増水した日和佐川 「くじら岩」と「ひそやかな潜水橋」
(どちらの名称も通称です。公式名称はありません)
日和佐川は、あっという間に中流となり、気が付けば上流になる小さな川。海南町への仕事の帰りに、打越寺付近で国道から右折して日和佐川へ立ち寄った。
季節はずれの台風がいくつかやってきた六月。昨日もまとまった雨が降った。那賀川は増水して河原が水没しかけていた。日和佐川も多少は増水していたが、濁りはまったくなかった。
くじら岩まで降りていく小径は草が繁っているので、夏場はマムシに注意。自然がつくりだした庭園はいつ来ても静寂のなかで活気づく。瀬が巨岩に当たり、その水流が淵をつくり、淵のなかに浮かぶ。 上流には、山からの沢が滝となって落ち、下流は、両岸に豊かな河畔林の植生に囲まれて人に干渉されずに流れ下っていく風情。そして大きな岩と適度な砂地の小さな河原を配した絶妙の配置。静かな川の時間に浸れる。
  
観光案内パンフレットにはこの全長16キロの小さな川は紹介されていない。日和佐町といえば、ウミガメと薬王寺がイメージだけれど、南阿波サンラインに落ちる沢や数々の渚は、太平洋と照葉樹の濃厚な雰囲気に包まれている。
くじら岩周辺は、癒される場所だ。そのひっそりとした雰囲気がいい。看板がなく道路からも離れているから、県外から来た人が見つけだすのは至難の技。見つけたら喜びはひとしおだろう。

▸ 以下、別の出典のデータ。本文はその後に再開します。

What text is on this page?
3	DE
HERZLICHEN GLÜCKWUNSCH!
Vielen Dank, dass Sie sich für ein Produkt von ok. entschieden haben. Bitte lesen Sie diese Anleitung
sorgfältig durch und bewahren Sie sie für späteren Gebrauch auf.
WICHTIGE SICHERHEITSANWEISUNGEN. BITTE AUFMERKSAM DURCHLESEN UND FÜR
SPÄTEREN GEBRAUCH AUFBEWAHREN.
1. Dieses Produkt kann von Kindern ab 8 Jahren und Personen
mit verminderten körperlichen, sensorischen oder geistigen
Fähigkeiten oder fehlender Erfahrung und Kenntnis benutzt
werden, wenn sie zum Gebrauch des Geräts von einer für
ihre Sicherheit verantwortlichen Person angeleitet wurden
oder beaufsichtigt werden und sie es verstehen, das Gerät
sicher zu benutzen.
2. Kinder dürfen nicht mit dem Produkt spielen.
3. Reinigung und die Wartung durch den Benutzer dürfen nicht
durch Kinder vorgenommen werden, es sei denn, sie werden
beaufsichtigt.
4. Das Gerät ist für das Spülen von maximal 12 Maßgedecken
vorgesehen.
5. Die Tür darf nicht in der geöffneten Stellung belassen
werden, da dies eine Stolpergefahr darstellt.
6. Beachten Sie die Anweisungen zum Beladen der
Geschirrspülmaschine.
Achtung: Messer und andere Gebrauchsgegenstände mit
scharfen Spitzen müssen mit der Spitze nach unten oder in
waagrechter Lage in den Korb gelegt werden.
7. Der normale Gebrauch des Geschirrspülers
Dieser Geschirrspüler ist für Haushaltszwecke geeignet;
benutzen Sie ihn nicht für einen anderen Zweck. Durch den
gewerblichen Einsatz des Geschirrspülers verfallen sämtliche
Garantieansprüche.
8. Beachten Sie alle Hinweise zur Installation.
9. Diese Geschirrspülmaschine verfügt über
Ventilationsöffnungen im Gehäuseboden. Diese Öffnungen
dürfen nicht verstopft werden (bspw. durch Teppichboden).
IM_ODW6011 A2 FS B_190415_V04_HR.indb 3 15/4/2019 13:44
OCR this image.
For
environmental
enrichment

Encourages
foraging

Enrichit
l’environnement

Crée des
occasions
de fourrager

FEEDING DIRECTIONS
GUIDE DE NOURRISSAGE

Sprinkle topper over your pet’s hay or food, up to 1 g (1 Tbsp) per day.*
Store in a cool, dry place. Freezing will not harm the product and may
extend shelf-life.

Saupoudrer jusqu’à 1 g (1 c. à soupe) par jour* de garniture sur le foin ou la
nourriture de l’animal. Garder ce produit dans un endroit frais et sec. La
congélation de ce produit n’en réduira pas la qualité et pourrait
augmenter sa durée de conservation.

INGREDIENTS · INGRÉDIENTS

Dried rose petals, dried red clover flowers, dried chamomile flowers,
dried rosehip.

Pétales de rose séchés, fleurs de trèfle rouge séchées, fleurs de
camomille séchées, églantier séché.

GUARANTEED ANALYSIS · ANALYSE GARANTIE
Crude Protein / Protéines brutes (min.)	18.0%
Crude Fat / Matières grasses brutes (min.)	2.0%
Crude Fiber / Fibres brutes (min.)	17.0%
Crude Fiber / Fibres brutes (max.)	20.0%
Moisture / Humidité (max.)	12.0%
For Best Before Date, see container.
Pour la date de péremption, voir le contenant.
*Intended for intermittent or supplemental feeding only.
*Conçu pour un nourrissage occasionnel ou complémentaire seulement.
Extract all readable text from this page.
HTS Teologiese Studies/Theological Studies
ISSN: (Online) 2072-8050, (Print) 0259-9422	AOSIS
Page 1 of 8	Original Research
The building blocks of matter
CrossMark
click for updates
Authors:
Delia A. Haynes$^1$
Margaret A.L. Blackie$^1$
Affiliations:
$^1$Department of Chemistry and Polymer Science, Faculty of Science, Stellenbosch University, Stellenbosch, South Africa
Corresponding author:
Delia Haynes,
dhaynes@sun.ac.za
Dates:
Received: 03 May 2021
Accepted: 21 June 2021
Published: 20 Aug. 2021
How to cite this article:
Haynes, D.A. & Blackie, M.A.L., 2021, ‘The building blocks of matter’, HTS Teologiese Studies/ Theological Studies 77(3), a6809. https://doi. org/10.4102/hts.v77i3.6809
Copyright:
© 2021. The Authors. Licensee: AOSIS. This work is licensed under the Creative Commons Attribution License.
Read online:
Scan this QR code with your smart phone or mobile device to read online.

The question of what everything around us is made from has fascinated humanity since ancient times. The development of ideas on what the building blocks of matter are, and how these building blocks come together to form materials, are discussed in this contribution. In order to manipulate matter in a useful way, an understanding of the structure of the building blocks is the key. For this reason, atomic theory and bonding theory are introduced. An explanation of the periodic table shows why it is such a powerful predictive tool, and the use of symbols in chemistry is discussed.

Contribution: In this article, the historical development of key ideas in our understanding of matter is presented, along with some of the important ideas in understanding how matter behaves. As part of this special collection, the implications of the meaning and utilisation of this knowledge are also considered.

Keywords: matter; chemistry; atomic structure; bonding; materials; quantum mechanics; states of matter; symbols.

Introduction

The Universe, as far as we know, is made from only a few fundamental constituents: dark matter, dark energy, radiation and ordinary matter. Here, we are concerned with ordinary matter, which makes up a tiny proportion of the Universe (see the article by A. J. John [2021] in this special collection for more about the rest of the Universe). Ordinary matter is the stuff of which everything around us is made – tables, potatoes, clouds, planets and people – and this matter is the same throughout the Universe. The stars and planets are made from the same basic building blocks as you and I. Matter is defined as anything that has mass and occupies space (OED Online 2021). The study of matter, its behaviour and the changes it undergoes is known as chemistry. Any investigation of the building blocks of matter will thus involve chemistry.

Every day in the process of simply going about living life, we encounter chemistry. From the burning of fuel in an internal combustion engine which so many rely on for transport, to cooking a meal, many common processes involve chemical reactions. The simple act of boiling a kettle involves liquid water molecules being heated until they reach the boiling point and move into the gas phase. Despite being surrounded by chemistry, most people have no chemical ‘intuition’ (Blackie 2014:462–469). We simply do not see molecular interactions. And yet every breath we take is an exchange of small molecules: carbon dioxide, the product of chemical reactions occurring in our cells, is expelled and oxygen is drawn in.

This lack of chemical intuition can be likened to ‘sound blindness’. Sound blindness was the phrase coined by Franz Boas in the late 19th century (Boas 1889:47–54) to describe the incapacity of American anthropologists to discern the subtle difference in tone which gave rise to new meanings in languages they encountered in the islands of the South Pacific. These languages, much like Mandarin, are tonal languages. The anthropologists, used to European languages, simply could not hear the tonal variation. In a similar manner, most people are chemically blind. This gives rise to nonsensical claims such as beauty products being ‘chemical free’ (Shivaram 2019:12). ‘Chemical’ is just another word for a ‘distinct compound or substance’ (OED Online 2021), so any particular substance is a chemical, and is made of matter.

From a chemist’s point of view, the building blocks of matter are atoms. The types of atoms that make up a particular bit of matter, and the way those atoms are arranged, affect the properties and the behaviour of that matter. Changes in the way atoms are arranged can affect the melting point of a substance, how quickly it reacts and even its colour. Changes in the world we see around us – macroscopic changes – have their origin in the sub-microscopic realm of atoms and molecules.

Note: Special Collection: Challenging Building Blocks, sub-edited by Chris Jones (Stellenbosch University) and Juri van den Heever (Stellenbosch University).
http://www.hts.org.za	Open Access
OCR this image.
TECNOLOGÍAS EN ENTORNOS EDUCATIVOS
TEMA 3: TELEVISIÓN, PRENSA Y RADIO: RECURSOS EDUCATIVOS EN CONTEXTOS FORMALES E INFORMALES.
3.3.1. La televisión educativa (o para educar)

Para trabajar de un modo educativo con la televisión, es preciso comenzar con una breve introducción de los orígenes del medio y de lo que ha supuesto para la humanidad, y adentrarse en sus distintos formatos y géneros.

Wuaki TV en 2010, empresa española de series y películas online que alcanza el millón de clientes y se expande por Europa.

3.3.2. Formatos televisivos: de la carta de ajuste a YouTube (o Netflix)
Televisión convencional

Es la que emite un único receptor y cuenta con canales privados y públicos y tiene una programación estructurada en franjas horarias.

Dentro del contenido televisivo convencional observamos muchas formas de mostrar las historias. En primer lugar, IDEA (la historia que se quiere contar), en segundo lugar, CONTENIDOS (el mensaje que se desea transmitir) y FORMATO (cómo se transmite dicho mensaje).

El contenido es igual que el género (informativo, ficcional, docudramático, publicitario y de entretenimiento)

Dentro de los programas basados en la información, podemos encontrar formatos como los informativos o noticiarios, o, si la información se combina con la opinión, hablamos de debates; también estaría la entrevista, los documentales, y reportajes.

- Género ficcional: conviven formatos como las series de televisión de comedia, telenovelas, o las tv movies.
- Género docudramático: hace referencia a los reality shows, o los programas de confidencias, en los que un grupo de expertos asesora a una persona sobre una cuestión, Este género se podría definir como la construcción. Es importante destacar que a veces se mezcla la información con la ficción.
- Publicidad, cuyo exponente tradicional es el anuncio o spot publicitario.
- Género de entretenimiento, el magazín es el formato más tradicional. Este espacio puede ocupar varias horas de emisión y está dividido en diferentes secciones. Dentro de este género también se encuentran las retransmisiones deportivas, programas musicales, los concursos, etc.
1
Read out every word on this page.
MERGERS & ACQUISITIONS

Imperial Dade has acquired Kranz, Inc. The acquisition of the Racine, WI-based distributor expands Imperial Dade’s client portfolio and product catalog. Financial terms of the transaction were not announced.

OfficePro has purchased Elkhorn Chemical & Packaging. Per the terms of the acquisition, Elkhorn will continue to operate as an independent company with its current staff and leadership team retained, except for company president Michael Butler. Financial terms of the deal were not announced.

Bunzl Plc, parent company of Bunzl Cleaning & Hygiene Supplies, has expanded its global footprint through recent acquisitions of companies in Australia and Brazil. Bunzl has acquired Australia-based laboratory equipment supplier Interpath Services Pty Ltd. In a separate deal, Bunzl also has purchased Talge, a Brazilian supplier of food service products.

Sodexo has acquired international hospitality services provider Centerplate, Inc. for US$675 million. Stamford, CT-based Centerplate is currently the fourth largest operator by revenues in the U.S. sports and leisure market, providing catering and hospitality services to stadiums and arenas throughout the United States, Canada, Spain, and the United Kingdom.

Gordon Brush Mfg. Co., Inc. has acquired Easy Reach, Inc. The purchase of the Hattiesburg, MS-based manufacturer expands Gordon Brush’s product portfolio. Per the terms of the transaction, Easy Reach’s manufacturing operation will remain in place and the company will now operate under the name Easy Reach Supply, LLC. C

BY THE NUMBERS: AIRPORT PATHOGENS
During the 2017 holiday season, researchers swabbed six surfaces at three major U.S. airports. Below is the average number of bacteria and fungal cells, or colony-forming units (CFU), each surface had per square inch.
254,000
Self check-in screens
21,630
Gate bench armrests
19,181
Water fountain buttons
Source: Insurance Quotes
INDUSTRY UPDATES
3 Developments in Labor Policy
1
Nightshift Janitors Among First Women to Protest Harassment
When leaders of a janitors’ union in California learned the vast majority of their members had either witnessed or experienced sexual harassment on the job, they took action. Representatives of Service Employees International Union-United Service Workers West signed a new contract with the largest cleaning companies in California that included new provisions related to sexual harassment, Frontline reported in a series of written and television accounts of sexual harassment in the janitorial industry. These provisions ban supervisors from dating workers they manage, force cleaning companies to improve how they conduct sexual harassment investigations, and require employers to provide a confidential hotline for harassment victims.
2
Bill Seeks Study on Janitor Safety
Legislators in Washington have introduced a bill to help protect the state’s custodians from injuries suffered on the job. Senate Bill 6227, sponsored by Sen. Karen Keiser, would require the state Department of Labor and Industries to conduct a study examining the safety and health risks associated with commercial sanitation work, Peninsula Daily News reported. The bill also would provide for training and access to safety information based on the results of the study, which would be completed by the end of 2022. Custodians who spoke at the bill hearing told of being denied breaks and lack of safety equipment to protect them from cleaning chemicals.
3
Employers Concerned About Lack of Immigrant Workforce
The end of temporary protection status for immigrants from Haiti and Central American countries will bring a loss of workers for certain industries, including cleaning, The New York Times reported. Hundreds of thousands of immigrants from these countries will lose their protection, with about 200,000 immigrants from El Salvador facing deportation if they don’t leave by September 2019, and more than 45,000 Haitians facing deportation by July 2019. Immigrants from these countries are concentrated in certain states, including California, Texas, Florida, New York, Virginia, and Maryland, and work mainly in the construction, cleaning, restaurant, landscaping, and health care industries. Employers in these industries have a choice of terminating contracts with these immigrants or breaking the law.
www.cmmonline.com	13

くじら岩が見つかれば、「ひそやかな潜水橋」もすぐに見つかるだろう。これとてクルマで通り過ぎると、見逃してしまいそうな分岐である。 ひそやかな潜水橋は、対岸にある数戸が生活のため利用する橋である。その道と潜水橋は、国土地理院の5万分の一地形図にも記されていない。
  
潜水橋は、ご存知のように、大雨になれば水に潜る橋である。だから、大雨のときはこの集落は孤立することになる。 しかし架橋コストが安く、洪水の妨げにならず、人や自転車にとっては、最短距離を渡れるという利点がある。コンクリートでありながら、不思議と川の景観に調和している。安藤忠雄の建築みたいだ。
上流を見ても、下流を見ても、人家は見えない。まるでここだけが切り離された世界のよう。それゆえに、たたずんでみたくなる。河原の石に腰掛けて、流れを見ているだけでいい。 ときおり、笹舟を流してみてその行方を追ってもいい。無目的な時間を過ごす喜び。だから、日和佐川のくじら岩とひそやかな潜水橋が好きなんだ。